Nurses are not required to carry personal malpractice/liability insurance. It’s uncommon for a nurse to be sued as an individual for medical malpractice but it can happen (Butler & Lostritto, 2015). Even if the allegations are unfounded, it can seriously damage a professional reputation (Mathes, 2015). A few misconceptions regarding personal nursing liability insurance coverage is that a nurse can only be sued if they make a mistake, is self-insured, or the employer policy coverage is enough to settle the claim, none of these are true (Pohlman, 2015). Nurses can be named in a lawsuit of negligence (mistake) or malpractice for deviations from standards of care, during discovery is when the plaintiff’s attorney would know if a nurse is self-insured and the nurse can be held accountable if the allegation action took place off duty (Butler & Lostritto, 2015).

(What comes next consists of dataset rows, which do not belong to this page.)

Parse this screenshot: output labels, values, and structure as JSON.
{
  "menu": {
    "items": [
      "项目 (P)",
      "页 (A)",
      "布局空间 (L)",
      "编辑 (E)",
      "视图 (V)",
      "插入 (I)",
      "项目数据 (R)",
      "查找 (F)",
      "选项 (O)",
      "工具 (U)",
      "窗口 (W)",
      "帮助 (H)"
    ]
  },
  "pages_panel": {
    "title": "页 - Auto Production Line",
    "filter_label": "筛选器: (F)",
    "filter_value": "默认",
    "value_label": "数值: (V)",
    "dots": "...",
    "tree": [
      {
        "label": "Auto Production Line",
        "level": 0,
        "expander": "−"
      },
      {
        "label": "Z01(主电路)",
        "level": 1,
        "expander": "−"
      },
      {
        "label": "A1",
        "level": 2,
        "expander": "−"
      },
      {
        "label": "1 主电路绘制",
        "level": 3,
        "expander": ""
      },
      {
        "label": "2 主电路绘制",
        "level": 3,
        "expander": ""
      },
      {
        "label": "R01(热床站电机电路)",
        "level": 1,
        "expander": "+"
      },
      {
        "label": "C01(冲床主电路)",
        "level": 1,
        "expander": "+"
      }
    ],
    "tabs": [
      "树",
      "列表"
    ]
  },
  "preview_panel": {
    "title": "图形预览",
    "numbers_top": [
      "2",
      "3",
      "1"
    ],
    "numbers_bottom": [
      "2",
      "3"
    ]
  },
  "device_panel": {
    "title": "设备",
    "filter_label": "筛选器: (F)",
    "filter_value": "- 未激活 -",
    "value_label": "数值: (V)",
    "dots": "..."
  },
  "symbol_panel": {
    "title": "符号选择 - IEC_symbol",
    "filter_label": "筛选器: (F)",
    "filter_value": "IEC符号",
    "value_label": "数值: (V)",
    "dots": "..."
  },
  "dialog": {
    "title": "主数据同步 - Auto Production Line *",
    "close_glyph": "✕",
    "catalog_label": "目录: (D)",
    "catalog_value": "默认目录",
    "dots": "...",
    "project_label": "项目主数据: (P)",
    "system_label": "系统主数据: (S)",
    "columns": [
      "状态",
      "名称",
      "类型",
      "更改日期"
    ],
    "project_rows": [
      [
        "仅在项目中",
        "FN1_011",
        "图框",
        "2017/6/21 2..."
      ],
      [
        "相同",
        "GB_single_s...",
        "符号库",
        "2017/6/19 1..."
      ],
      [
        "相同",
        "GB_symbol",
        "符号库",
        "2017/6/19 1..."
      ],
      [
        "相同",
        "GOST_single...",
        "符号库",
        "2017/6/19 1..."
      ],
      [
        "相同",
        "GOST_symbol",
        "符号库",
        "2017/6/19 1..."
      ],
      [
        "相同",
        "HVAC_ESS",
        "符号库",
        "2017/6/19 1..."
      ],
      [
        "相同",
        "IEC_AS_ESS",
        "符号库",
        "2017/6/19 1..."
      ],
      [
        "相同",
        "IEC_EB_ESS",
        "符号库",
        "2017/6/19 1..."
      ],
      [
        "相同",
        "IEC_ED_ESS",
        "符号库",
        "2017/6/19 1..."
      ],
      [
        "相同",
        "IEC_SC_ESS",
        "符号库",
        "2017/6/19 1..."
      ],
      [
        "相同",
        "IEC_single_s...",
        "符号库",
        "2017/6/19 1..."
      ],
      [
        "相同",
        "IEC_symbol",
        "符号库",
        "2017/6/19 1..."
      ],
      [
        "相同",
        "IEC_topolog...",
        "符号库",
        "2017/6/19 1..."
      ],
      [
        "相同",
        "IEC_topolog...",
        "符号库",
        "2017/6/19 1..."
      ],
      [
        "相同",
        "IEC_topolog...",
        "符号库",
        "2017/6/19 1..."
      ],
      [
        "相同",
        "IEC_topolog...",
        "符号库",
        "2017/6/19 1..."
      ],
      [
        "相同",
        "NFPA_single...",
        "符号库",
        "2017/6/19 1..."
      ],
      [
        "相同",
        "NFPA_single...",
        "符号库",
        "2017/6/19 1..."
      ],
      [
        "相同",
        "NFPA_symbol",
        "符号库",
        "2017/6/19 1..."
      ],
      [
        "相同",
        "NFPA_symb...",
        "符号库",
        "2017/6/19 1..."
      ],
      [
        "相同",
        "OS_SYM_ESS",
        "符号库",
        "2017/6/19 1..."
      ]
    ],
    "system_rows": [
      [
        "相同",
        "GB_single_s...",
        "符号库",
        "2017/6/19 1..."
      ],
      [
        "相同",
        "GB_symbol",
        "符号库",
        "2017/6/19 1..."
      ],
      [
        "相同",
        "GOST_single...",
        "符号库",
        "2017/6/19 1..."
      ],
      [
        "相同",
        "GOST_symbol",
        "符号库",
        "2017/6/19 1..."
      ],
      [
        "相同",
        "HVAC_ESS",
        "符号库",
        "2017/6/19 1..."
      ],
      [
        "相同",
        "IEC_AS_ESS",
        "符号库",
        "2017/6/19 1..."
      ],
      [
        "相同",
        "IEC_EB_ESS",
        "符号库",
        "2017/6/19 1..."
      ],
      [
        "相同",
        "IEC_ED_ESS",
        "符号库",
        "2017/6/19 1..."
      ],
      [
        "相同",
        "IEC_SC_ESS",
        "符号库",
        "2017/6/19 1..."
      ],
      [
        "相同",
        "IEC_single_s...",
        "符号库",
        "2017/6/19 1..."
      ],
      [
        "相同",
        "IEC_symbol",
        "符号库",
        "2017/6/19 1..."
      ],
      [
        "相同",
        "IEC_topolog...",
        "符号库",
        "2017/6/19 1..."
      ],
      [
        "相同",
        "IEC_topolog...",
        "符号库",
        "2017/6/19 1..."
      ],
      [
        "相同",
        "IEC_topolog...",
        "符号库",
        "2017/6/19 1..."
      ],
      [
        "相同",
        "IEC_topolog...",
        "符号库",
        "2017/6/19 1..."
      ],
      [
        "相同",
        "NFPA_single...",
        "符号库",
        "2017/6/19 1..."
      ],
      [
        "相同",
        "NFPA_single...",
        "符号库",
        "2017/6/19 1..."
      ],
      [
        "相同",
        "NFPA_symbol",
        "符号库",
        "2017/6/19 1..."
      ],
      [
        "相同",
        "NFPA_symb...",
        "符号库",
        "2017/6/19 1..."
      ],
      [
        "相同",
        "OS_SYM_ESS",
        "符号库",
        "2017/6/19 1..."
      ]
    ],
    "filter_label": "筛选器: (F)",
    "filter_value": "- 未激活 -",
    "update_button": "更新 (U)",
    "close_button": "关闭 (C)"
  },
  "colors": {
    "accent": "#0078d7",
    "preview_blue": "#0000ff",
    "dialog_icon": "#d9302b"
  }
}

As stated by Brown (2016) and Frank & Danks (2018) malpractice claims involving nurses are growing rapidly. The most common reasons for malpractice claims include failure to follow nurse’s standard of care; failure to communicate and improper delegation; medication errors; poor documentation; charting by exception and legal risks; nursing fatigue and incident reports; failure to assess and monitor; not reporting abnormal assessment data and not acting as a patient advocate.
Failure to communicate has been the most reported claim against nurses for a malpractice suit. Communication surrounds the entire nursing process and nurses have been determined negligent by communication errors, not informing patient issues and concerns with colleagues, charge nurses and physicians. Good communication between nurses and patients is essential for the successful outcome of nursing care of each patient. Nurses have a multitude of responsibilities when it comes to communicating patient care to the patient and family from assessment, medication/diagnosis education, pre and post procedures to discharge (Brown, 2016).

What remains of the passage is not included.